Government Mortgage Guarantees Are Unnecessary

Many predict calamity for the housing markets without them. Federal Reserve data tell a different story.
As Congress prepares to debate how to replace Fannie Mae and Freddie Mac, those in politics and real estate who support a government-backed housing finance system are predicting calamity. Institutional investors, they say, will not buy U.S. mortgages or mortgage-backed securities unless they are guaranteed by the government.

The numbers tell a different story.

According to the Federal Reserve's flow of funds data, nonbank institutional investors had assets of $28 trillion in the fourth quarter of 2010. About $13 trillion of this amount was invested in fixed-income or debt securities—but only $1.8 trillion was invested in U.S. government-backed securities issued by government agencies or the government-sponsored enterprises Fannie and Freddie.

Thus, even at a time when private housing finance has not yet revived—and most of the investment in housing is flowing through Fannie and Freddie or the Federal Housing Administration—less than one-seventh of the funds invested in debt securities by institutional investors were invested in government-backed mortgage securities.

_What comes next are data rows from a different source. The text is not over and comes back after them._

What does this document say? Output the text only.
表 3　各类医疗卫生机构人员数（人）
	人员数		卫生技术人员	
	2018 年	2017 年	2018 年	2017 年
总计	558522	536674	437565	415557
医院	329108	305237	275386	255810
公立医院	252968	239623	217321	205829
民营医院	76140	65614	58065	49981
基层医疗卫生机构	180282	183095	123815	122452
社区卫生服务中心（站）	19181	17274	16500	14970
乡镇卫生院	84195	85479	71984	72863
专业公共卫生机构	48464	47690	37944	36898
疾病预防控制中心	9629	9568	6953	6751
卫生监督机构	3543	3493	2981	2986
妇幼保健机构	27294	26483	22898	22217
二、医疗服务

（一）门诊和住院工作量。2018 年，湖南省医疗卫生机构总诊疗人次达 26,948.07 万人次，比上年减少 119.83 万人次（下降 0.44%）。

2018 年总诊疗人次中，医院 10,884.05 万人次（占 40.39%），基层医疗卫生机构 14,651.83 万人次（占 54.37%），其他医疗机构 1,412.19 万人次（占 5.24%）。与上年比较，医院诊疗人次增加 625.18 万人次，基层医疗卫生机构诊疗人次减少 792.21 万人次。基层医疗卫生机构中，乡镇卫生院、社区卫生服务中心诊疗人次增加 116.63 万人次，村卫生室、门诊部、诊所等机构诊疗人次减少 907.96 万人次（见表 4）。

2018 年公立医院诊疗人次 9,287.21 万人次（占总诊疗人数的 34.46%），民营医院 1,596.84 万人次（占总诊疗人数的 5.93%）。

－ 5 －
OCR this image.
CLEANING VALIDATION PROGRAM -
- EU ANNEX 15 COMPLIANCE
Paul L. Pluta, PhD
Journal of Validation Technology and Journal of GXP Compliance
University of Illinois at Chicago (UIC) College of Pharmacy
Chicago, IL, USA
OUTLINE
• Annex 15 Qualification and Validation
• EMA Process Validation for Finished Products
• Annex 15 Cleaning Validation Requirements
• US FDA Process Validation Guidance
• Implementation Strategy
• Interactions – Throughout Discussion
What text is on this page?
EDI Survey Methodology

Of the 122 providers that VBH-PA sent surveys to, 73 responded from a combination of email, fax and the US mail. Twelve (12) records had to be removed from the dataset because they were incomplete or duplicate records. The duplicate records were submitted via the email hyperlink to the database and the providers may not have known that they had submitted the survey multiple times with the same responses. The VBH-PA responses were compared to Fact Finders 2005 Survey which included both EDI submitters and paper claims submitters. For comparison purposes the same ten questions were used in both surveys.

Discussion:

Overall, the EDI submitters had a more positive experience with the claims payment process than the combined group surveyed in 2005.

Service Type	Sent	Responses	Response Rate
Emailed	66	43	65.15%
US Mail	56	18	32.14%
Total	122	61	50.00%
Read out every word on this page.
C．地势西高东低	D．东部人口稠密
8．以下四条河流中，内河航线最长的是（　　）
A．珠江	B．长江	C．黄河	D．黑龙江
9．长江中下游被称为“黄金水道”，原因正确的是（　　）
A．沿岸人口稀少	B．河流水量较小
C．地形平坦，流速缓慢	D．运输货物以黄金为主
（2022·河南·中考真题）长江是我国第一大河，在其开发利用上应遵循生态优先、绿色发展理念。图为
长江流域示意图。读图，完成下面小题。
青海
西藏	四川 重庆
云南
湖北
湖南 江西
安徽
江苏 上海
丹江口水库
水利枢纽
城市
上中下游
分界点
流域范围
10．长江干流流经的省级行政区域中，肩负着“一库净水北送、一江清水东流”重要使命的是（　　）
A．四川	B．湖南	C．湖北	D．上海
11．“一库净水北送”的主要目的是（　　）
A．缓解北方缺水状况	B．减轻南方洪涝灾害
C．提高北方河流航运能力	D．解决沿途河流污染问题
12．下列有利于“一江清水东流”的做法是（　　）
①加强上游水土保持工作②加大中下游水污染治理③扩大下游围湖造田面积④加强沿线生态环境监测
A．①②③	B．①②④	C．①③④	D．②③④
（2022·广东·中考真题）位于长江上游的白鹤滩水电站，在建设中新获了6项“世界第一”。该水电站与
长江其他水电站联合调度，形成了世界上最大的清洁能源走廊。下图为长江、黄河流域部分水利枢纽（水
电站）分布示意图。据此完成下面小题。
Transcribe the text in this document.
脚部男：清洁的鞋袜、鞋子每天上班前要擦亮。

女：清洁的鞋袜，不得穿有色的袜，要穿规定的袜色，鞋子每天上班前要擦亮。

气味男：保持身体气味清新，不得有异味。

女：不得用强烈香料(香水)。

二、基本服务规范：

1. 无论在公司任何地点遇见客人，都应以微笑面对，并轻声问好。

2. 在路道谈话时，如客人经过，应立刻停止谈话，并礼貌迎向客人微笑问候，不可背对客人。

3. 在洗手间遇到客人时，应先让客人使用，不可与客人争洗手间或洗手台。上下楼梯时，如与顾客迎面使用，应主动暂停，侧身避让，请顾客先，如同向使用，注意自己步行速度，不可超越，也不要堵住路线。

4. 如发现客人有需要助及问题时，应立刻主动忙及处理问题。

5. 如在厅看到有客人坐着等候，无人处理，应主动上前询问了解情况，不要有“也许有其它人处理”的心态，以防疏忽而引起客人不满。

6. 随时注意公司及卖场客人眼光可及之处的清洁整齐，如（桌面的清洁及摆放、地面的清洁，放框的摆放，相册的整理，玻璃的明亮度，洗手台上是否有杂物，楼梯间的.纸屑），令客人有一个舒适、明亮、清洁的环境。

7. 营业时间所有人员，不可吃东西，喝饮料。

By contrast, at the end of 2010, nonbank institutional investors had assets consisting of $2.6 trillion in both residential and commercial whole mortgages.

Whole mortgages are not guaranteed by Fannie and Freddie or the FHA. This means that even after the financial crisis, institutional investors held a larger dollar amount of mortgages that are not backed by the government than the mortgages that are perceived as government-guaranteed.

The Fed's flow of funds data also includes a $4.6 trillion category called "corporate and foreign bonds," which includes privately issued mortgage-backed securities. Although this category is not further broken down, the mortgage-backed securities within it would add to the total of mortgage assets not guaranteed by the government.

These data should have a profound effect on the question of whether to replace Fannie and Freddie with another government-backed system. They show that non-bank institutional investors prefer private mortgages and mortgage-backed securities to government-backed instruments, and that Congress is being given the wrong information about the preferences of these large debt buyers.

Who are these institutional investors, and why do they prefer whole mortgages and private mortgage-backed securities over U.S. government-backed mortgage securities?

The biggest members of this class fall into three categories—life insurers ($5.1 trillion in assets), private pension funds ($6 trillion) and mutual funds ($8 trillion). What these institutional investors have in common is a desire for yield. Life insurers and pension funds have long-term liabilities they have to cover, and mutual funds function in a competitive environment in which yield is important to retaining their investors.

Privately issued instruments provide market rates of return that allow these institutions to meet their long-term obligations.

U.S. government agencies, by contrast, don't pass this test. Their yields are low because their interest rates, subsidized by the taxpayers, are lower. That doesn't mean they have figured out how to escape from market risk. Instead, as we know from experience, the taxpayers eventually have to compensate for this risk through bailouts of Fannie and Freddie and other government housing finance ventures.

This analysis is confirmed by looking at who the buyers of government-backed securities actually are.
In 2006, before the financial crisis, 11% of the holders were foreign central banks, 23% were federal, state and local governments and enterprises and their pension funds, and 21% were insured depository institutions. Thus more than 50% of the demand for Fannie and Freddie mortgage-backed securities came from U.S. and foreign governments, or from organizations the government controls or regulates.

In other words, government-backed mortgage securities are primarily attractive to risk-averse institutions. They buy these securities instead of U.S. Treasury’s because they consider them as safe or liquid as Treasury’s but with a slightly higher yield. (This reduces the demand for Treasury’s securities, thus raising the interest costs taxpayers have to pay on Treasury debt.)

What all this shows is that—contrary to what Congress is being told—institutional investors are not particularly interested in government-guaranteed assets. Thus, if we want U.S. and foreign institutional investors to invest in our mortgage market, we should be looking to a private system of mortgage finance, and not one run or backed by the government.

Private U.S. institutional investors have $13 trillion invested in fixed income or other debt securities. Much of this investment is going into corporate debt, including junk bonds, because mortgages or mortgage-backed securities yielding market rates are not available—and were not even in 2006. If there were good private mortgage-backed securities available, institutional investors would be eagerly backing the U.S. housing market.

Accordingly, in addition to eliminating Fannie and Freddie, Congress should create the legal framework for a private system of mortgage finance—a system that will supplant the government-sponsored enterprises and mobilize trillions of dollars in private investment for housing.
This can be done by basing a securitization system solely on prime mortgages, backed by mortgage insurance.

The Obama administration has already recognized, in a recent white paper, that a properly designed private system could work.

All that is necessary now is for Republicans in the House to define the terms of a prime mortgage and how Fannie and Freddie can gradually be withdrawn from the market.